The vinification and aging
The wine is fermented in wooden and stainless steel tanks followed by malolactic fermentation in barrels. Chateau Marquis d'Alesme 2014 is aged in French oak barrels, 60% of which are new and 40% are first fill barrels. The wine is aged on lees for 3 months.
Chateau Marquis d'Alesme 2014 comprises a blend of Cabernet Sauvignon (57%), Merlot (31%), Cabernet Franc (7%) and Petit Verdot (5%).
Marquis d'Alesme 2014 exemplifies a Margaux wine that perfectly captures the nuances of its terroir in a "millésime de terroir". With a dense aromatic expression, the wine has a nice body on the palate with tight but well-extracted tannins, a dark fruity retro-olfaction and a more melted tannic finish. The wine has weight and should become more seamless towards the end of the aging period. More powerful than usual.
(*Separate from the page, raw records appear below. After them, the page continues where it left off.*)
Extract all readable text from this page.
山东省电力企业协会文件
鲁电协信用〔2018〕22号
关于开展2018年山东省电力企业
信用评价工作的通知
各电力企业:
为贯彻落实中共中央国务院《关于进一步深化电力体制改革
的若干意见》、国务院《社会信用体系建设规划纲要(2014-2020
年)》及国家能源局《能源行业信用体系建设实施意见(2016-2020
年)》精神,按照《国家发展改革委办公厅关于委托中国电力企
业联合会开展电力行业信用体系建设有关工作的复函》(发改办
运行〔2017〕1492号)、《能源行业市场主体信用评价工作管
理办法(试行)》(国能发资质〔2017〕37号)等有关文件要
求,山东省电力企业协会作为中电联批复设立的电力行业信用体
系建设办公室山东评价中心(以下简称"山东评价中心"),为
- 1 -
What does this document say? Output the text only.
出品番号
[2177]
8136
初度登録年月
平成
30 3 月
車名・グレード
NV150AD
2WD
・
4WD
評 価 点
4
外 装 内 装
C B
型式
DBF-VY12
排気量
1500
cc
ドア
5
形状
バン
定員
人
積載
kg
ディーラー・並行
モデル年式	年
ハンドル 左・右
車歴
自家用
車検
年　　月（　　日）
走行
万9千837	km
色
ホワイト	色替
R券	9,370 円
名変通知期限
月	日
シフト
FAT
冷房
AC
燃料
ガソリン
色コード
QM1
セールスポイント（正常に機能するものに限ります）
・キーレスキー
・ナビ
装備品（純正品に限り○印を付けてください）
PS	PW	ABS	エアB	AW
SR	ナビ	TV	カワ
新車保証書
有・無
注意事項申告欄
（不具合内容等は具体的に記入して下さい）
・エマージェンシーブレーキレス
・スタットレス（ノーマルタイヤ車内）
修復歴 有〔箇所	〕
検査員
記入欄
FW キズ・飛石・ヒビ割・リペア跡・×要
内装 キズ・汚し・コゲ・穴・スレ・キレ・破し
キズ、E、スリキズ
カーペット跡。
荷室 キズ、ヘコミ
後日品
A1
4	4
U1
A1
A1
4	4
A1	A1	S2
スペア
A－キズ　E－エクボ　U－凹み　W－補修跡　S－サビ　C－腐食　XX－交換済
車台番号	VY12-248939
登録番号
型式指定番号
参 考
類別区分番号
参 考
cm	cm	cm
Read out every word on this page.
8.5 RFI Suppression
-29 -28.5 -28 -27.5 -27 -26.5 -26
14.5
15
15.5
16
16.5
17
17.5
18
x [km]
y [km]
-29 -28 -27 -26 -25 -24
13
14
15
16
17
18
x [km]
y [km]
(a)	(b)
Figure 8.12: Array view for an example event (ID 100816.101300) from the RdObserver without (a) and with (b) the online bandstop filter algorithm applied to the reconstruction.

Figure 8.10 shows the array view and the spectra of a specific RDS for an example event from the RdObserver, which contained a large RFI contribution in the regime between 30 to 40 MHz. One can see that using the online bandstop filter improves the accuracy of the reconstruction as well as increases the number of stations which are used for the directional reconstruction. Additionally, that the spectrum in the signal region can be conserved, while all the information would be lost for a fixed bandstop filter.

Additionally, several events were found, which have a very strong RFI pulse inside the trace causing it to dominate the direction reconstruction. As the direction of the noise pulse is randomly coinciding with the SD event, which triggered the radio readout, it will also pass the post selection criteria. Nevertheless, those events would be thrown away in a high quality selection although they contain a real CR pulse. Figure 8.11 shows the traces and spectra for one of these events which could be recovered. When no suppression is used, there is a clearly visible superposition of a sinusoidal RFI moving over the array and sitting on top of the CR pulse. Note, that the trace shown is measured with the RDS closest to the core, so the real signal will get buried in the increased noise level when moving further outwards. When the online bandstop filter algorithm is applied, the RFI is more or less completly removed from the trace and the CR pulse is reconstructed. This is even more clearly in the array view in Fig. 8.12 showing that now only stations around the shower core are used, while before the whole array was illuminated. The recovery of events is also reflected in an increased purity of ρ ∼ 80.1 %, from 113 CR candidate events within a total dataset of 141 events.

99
The 2014 Marquis d'Alesme Becker has a tightly wound bouquet that is not quite as expressive as the 2014 Labégorce that I tasted alongside. Black fruit here, a touch of melted tar and violets, but it needs several years. The palate is medium-bodied with slightly tough tannin on the entry. This does not quite flow as well as its peers at the moment, although there is satisfying complexity and nuance on the finish that suggests it simply needs more bottle age. The salinity on the aftertaste is very pleasing.